FROST & SULLIVAN STUDY SEES DB MKT SHIFTING FROM UNIX TO NT
The database market has seen better days; it is a long cry from the 1980's when all database vendors were enjoying substantial growth rates. However, a new study by Frost & Sullivan, the international marketing consulting company, believes that the database market is not confronted with the dawning of its demise, but set to experience a shift from UNIX to Windows NT.
Many of the main relational (hybrid) database vendors are showing rapid growth for their databases on the Windows NT operating system market. However, UNIX is not expected to be ousted out of the market. All database vendors recognize this and have or are expected to compete more aggressively in this market.
Frost & Sullivan's study adds that object/relational technology promises to be a highly powerful driver in the database market over the forecast period, pushing revenue levels from US$2.01 billion in 1997 to US$4.84 billion in the year 2004.
Continuing improvements within the object technology market are shaping the future for the database market with the introduction of object/relational databases and object-oriented databases. However, with their current status, object databases only account for a very small share of the total database market, but Frost & Sullivan expects this to change by the end of the forecast period.
New object technologies offer the possibility of far greater levels of scalability and performance. In an object database management system (ODBMS), information can be stored as objects and are then connected by the use of pointers. This is just one reason why object technology is being accepted quite rapidly in the finance/banking markets.
Anoop Ubhey, Research Analyst at Frost & Sullivan, reports: "Prices in the database market are in decline, but a whole raft of organizations in all vertical markets are demanding better service. Price is no longer their number one criteria. With the introduction of object technology, this trend is more dominant. However, we see that database vendors will more than make up for the dropping database prices through services offered."
"An increasing number of smaller retail companies will be able to financially justify Implementing large customer and transaction databases, thus impacting the database market positively."
In the mixed relational database market, representing the lion's share of overall database market revenues, Oracle and IBM dominate the picture where Informix and Sybase have fallen back drastically, whilst Microsoft is showing strong signs of growth.
"With the continuous pressure in the database market, many of the smaller database vendors Will be forced out or will be acquired by the larger vendors active in the market. As object technology becomes widely accepted, there are likely to be alliances between relational and object database vendors. However, some companies in the object-oriented database market are not faring too well and are looking for help in the relational database market," Ubhey comments.
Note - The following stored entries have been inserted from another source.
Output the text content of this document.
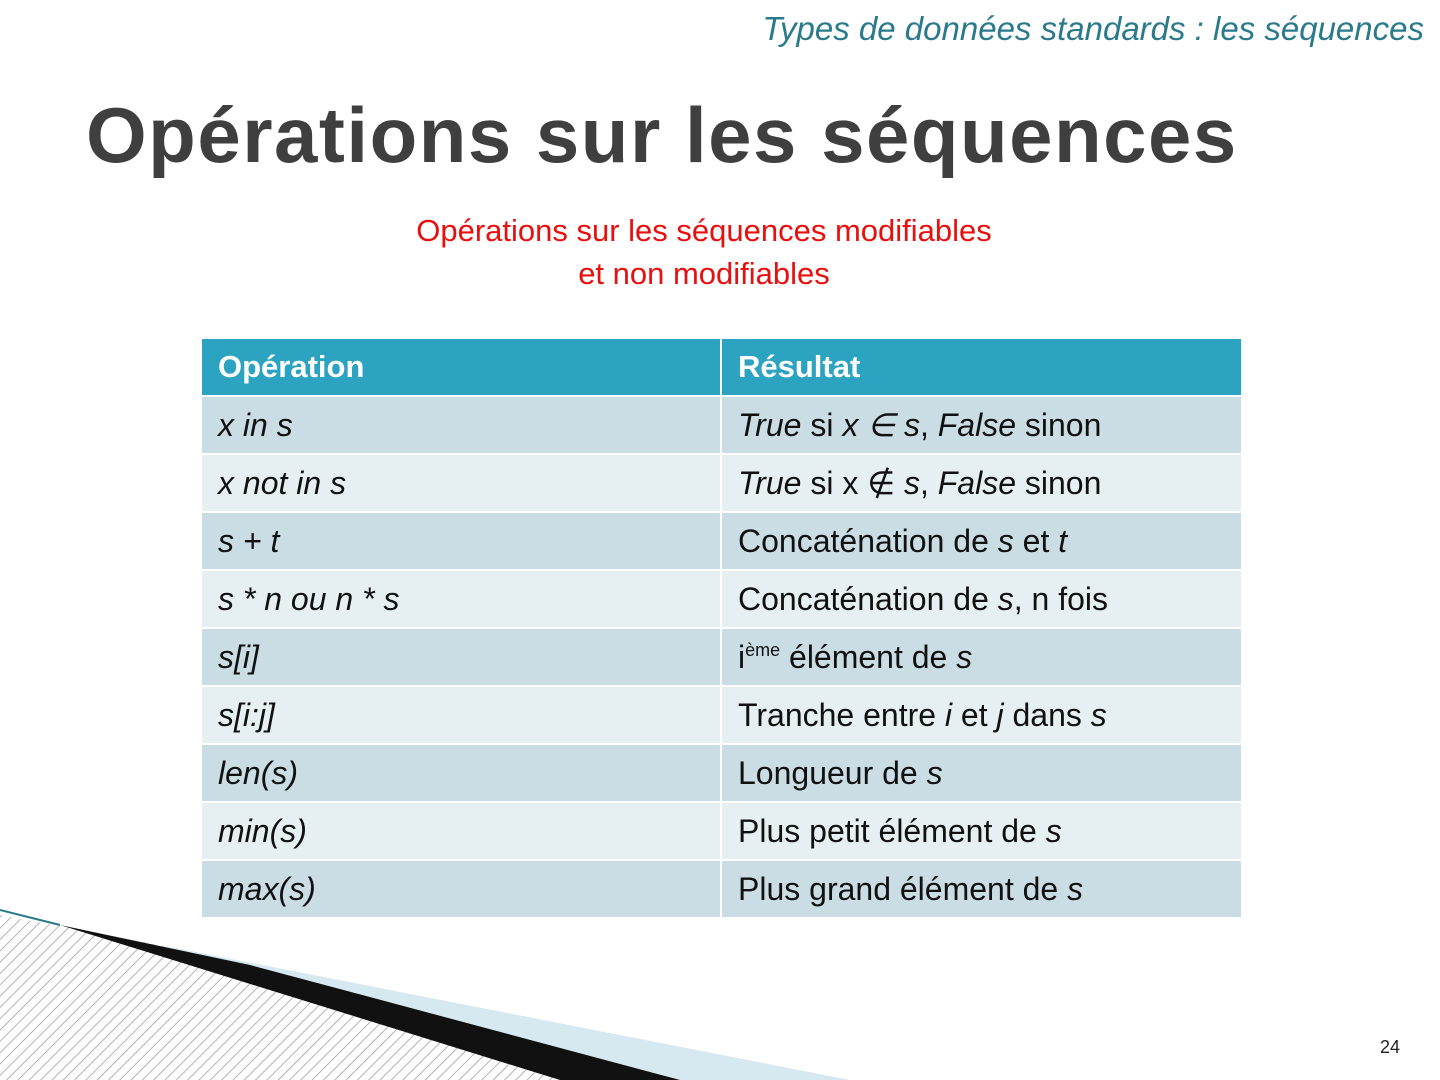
Types de données standards : les séquences
Opérations sur les séquences
Opérations sur les séquences modifiables
et non modifiables
Opération	Résultat
x in s	True si x ∈ s, False sinon
x not in s	True si x ∉ s, False sinon
s + t	Concaténation de s et t
s * n ou n * s	Concaténation de s, n fois
s[i]	$i^{ème}$ élément de s
s[i:j]	Tranche entre i et j dans s
len(s)	Longueur de s
min(s)	Plus petit élément de s
max(s)	Plus grand élément de s
24
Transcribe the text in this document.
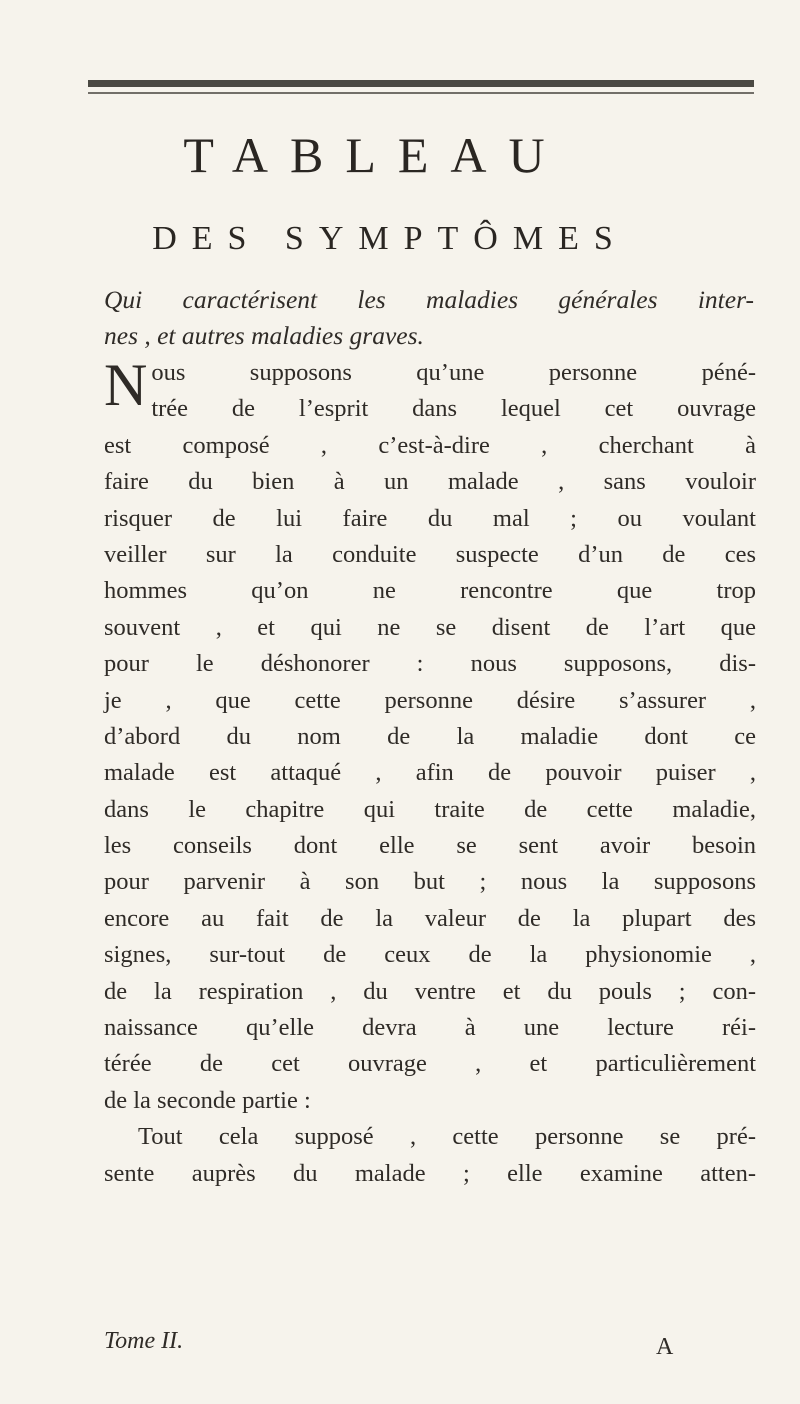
TABLEAU
DES SYMPTÔMES
Qui caractérisent les maladies générales inter-
nes , et autres maladies graves.
N ous supposons qu’une personne péné-
trée de l’esprit dans lequel cet ouvrage
est composé , c’est-à-dire , cherchant à
faire du bien à un malade , sans vouloir
risquer de lui faire du mal ; ou voulant
veiller sur la conduite suspecte d’un de ces
hommes qu’on ne rencontre que trop
souvent , et qui ne se disent de l’art que
pour le déshonorer : nous supposons, dis-
je , que cette personne désire s’assurer ,
d’abord du nom de la maladie dont ce
malade est attaqué , afin de pouvoir puiser ,
dans le chapitre qui traite de cette maladie,
les conseils dont elle se sent avoir besoin
pour parvenir à son but ; nous la supposons
encore au fait de la valeur de la plupart des
signes, sur-tout de ceux de la physionomie ,
de la respiration , du ventre et du pouls ; con-
naissance qu’elle devra à une lecture réi-
térée de cet ouvrage , et particulièrement
de la seconde partie :
Tout cela supposé , cette personne se pré-
sente auprès du malade ; elle examine atten-
Tome II.	A
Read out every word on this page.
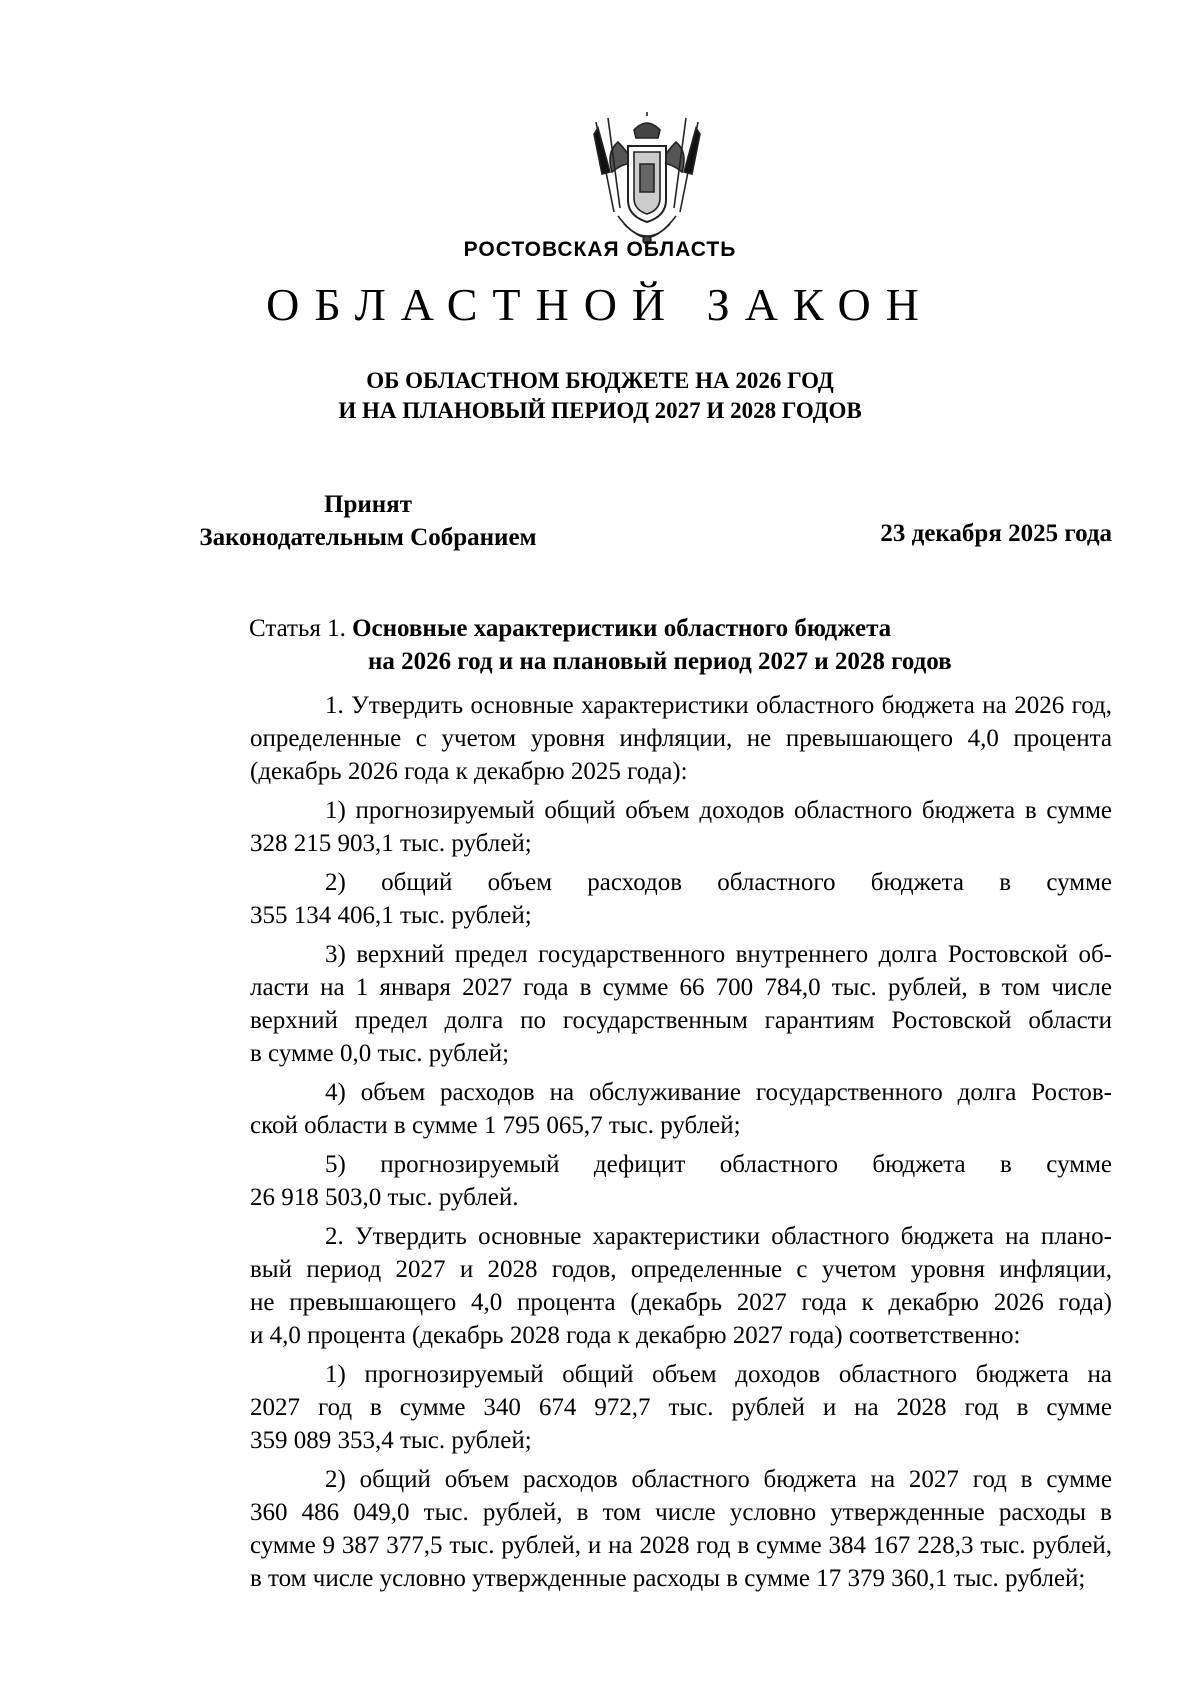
РОСТОВСКАЯ ОБЛАСТЬ
ОБЛАСТНОЙ ЗАКОН
ОБ ОБЛАСТНОМ БЮДЖЕТЕ НА 2026 ГОД
И НА ПЛАНОВЫЙ ПЕРИОД 2027 И 2028 ГОДОВ
Принят
Законодательным Собранием	23 декабря 2025 года
Статья 1. Основные характеристики областного бюджета
на 2026 год и на плановый период 2027 и 2028 годов
1. Утвердить основные характеристики областного бюджета на 2026 год,
определенные с учетом уровня инфляции, не превышающего 4,0 процента
(декабрь 2026 года к декабрю 2025 года):
1) прогнозируемый общий объем доходов областного бюджета в сумме
328 215 903,1 тыс. рублей;
2) общий объем расходов областного бюджета в сумме
355 134 406,1 тыс. рублей;
3) верхний предел государственного внутреннего долга Ростовской об-
ласти на 1 января 2027 года в сумме 66 700 784,0 тыс. рублей, в том числе
верхний предел долга по государственным гарантиям Ростовской области
в сумме 0,0 тыс. рублей;
4) объем расходов на обслуживание государственного долга Ростов-
ской области в сумме 1 795 065,7 тыс. рублей;
5) прогнозируемый дефицит областного бюджета в сумме
26 918 503,0 тыс. рублей.
2. Утвердить основные характеристики областного бюджета на плано-
вый период 2027 и 2028 годов, определенные с учетом уровня инфляции,
не превышающего 4,0 процента (декабрь 2027 года к декабрю 2026 года)
и 4,0 процента (декабрь 2028 года к декабрю 2027 года) соответственно:
1) прогнозируемый общий объем доходов областного бюджета на
2027 год в сумме 340 674 972,7 тыс. рублей и на 2028 год в сумме
359 089 353,4 тыс. рублей;
2) общий объем расходов областного бюджета на 2027 год в сумме
360 486 049,0 тыс. рублей, в том числе условно утвержденные расходы в
сумме 9 387 377,5 тыс. рублей, и на 2028 год в сумме 384 167 228,3 тыс. рублей,
в том числе условно утвержденные расходы в сумме 17 379 360,1 тыс. рублей;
Ubhey continues: "The broad scale movement to the Web is delighting vendors of object-oriented databases, who argue that building complex multi-media Web sites Is a job for objects. The subtext here is that object oriented (OO) vendors hope the Web and distributed computing will be the catalyst that brings OO into the mainstream. The mainstream is currently being heavily dominated by the relational database management system (RDBMS)."
Data mining and Data warehousing are two technologies that are expected to play a major role in the banking and retail markets. While retailers and financial institutions are fiercely competing to gain new customers, many of these organizations have realized that better customer management is required to move ahead. Through the use of data mining and data warehousing, organizations are looking to gain this competitive edge.
Competitive pressure in the NT database market is about to intensify as Microsoft prepares to launch SQL Server 7.0 towards the end of this year. SQL Server 7.0 addresses the support for very large databases. This is expected to change the market drastically. With the release of SQL Server 7.0, SQL Server becomes a legitimate competitor for enterprise business use.
Java is emerging as the big winner in the stampede to the Web. Java is object-oriented by nature and specifically designed to produce distributed applications. As a result, object-oriented database vendors are adopting Java at breakneck speed. An example is Objectivity, recently announced that a version of its Objectivity database, Objectivity/DB written in Java was shipped in June this year.
Frost & Sullivan is an international marketing consulting company that monitors a comprehensive spectrum of high-tech markets, including the IT hardware and software industries for market trends, market measurements and strategies.